Zoos of the Midwest: An Animal Photo Book and Travel Guide to 28 Midwestern Zoos

Stephen Toothman

Publisher: ZPBG Publishing Pages: (paperback) $39.99 Price: 200 ISBN: 9781734367805 Reviewed: August, 2020 Author Website: Visit »

Photographer and animal enthusiast Stephen Toothman’s Zoos of the Midwest offers an illustrated and conservation-focused travel and photo guide showcasing 28 zoos in seven Midwestern states—North Dakota, Minnesota, South Dakota, Nebraska, Iowa, Kansas, and Missouri—selected for their high animal care standards and conservation, scientific, and educational programs.

Organized into two distinct parts, the first is a guide to the zoos, listed alphabetically and detailing each zoo’s history, its main focus and features (types of animals, numbers of species, special animal habitats), special wildlife conservation programs (survival plans for endangered species), including local wildlife conservation, and finally, basic visitor information (hours, addresses, websites, phone numbers, and so on).

The second half consists of a “photo book” section that highlights 53 animals most commonly found at many of the zoos covered (from the gray wolf to the western lowland gorilla). Toothman ably highlights facts and figures each animal and its habitat, along with his personal observations and anecdotes from visiting and photographing the animals.

Both book sections are richly illustrated with evocative photographs of the animals.
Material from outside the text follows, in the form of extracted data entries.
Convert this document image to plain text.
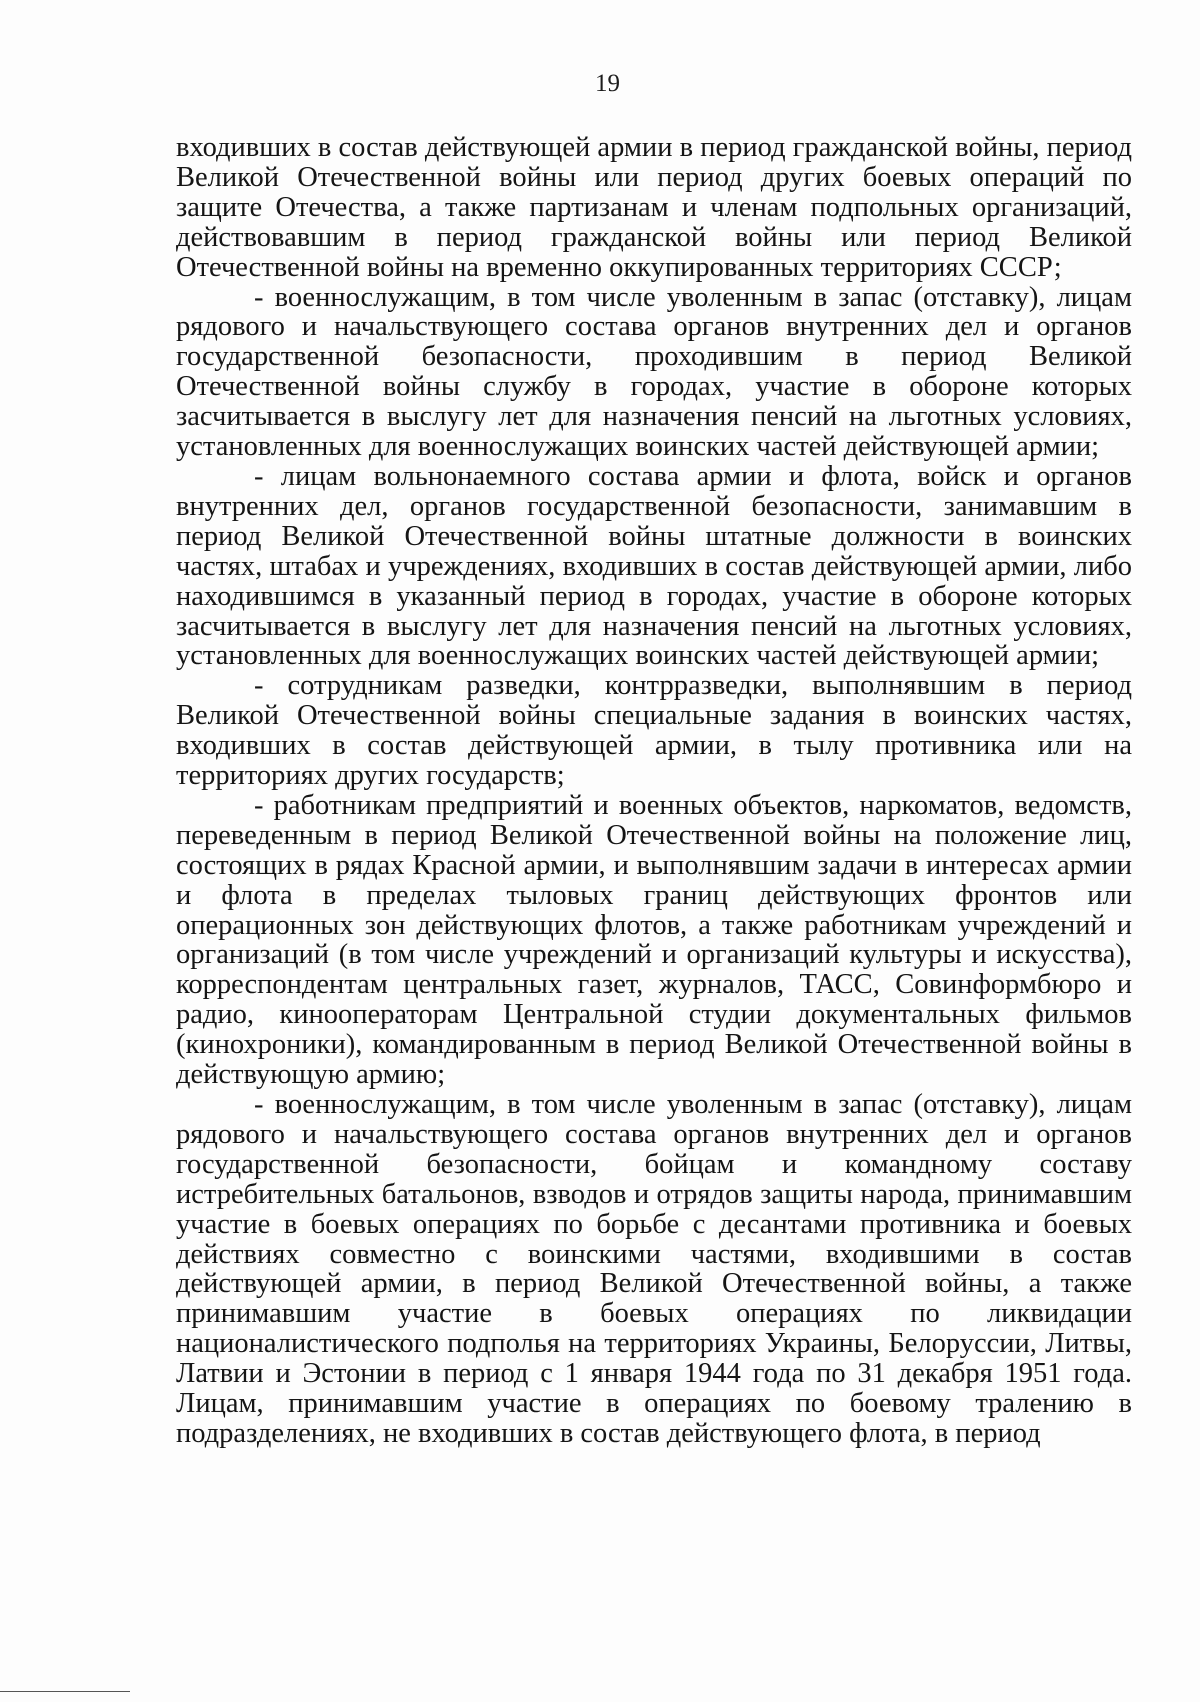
19

входивших в состав действующей армии в период гражданской войны, период Великой Отечественной войны или период других боевых операций по защите Отечества, а также партизанам и членам подпольных организаций, действовавшим в период гражданской войны или период Великой Отечественной войны на временно оккупированных территориях СССР;

- военнослужащим, в том числе уволенным в запас (отставку), лицам рядового и начальствующего состава органов внутренних дел и органов государственной безопасности, проходившим в период Великой Отечественной войны службу в городах, участие в обороне которых засчитывается в выслугу лет для назначения пенсий на льготных условиях, установленных для военнослужащих воинских частей действующей армии;

- лицам вольнонаемного состава армии и флота, войск и органов внутренних дел, органов государственной безопасности, занимавшим в период Великой Отечественной войны штатные должности в воинских частях, штабах и учреждениях, входивших в состав действующей армии, либо находившимся в указанный период в городах, участие в обороне которых засчитывается в выслугу лет для назначения пенсий на льготных условиях, установленных для военнослужащих воинских частей действующей армии;

- сотрудникам разведки, контрразведки, выполнявшим в период Великой Отечественной войны специальные задания в воинских частях, входивших в состав действующей армии, в тылу противника или на территориях других государств;

- работникам предприятий и военных объектов, наркоматов, ведомств, переведенным в период Великой Отечественной войны на положение лиц, состоящих в рядах Красной армии, и выполнявшим задачи в интересах армии и флота в пределах тыловых границ действующих фронтов или операционных зон действующих флотов, а также работникам учреждений и организаций (в том числе учреждений и организаций культуры и искусства), корреспондентам центральных газет, журналов, ТАСС, Совинформбюро и радио, кинооператорам Центральной студии документальных фильмов (кинохроники), командированным в период Великой Отечественной войны в действующую армию;

- военнослужащим, в том числе уволенным в запас (отставку), лицам рядового и начальствующего состава органов внутренних дел и органов государственной безопасности, бойцам и командному составу истребительных батальонов, взводов и отрядов защиты народа, принимавшим участие в боевых операциях по борьбе с десантами противника и боевых действиях совместно с воинскими частями, входившими в состав действующей армии, в период Великой Отечественной войны, а также принимавшим участие в боевых операциях по ликвидации националистического подполья на территориях Украины, Белоруссии, Литвы, Латвии и Эстонии в период с 1 января 1944 года по 31 декабря 1951 года. Лицам, принимавшим участие в операциях по боевому тралению в подразделениях, не входивших в состав действующего флота, в период
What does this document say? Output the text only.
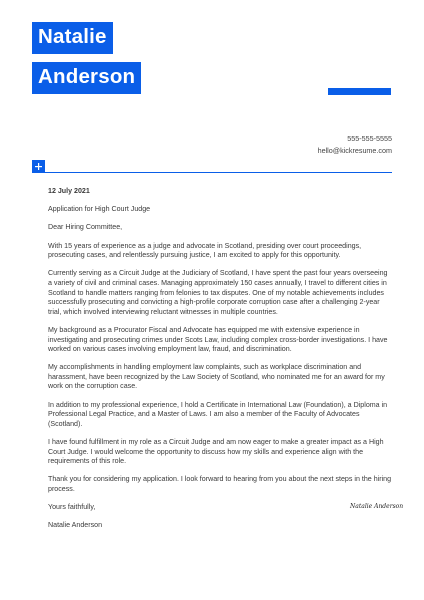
Natalie
Anderson
555-555-5555
hello@kickresume.com

12 July 2021

Application for High Court Judge

Dear Hiring Committee,

With 15 years of experience as a judge and advocate in Scotland, presiding over court proceedings, prosecuting cases, and relentlessly pursuing justice, I am excited to apply for this opportunity.

Currently serving as a Circuit Judge at the Judiciary of Scotland, I have spent the past four years overseeing a variety of civil and criminal cases. Managing approximately 150 cases annually, I travel to different cities in Scotland to handle matters ranging from felonies to tax disputes. One of my notable achievements includes successfully prosecuting and convicting a high-profile corporate corruption case after a challenging 2-year trial, which involved interviewing reluctant witnesses in multiple countries.

My background as a Procurator Fiscal and Advocate has equipped me with extensive experience in investigating and prosecuting crimes under Scots Law, including complex cross-border investigations. I have worked on various cases involving employment law, fraud, and discrimination.

My accomplishments in handling employment law complaints, such as workplace discrimination and harassment, have been recognized by the Law Society of Scotland, who nominated me for an award for my work on the corruption case.

In addition to my professional experience, I hold a Certificate in International Law (Foundation), a Diploma in Professional Legal Practice, and a Master of Laws. I am also a member of the Faculty of Advocates (Scotland).

I have found fulfillment in my role as a Circuit Judge and am now eager to make a greater impact as a High Court Judge. I would welcome the opportunity to discuss how my skills and experience align with the requirements of this role.

Thank you for considering my application. I look forward to hearing from you about the next steps in the hiring process.

Yours faithfully,

Natalie Anderson

Natalie Anderson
The author has an engaging, upbeat, smart, and humorous voice. His writing comes across vividly and his love for animals is as infectious as it is informative.

One might wish that the book’s guide half offered more contextualizing and geographically orienting information about the zoos and their settings, answering common traveler questions, such as: Is the zoo in the center of the city? On the outskirts? How is it laid out physically? How can one access the zoo when driving? What is the atmosphere of the zoo? Also, organizing the zoo entries by geography rather than alphabetically would have made it more practical for travelers.

Nonetheless, this is a lovingly produced volume that will appeal to animal and wildlife lovers, as well as environmentalists and ecologists. A portion of the book’s sales will be donated to zoo conservation efforts.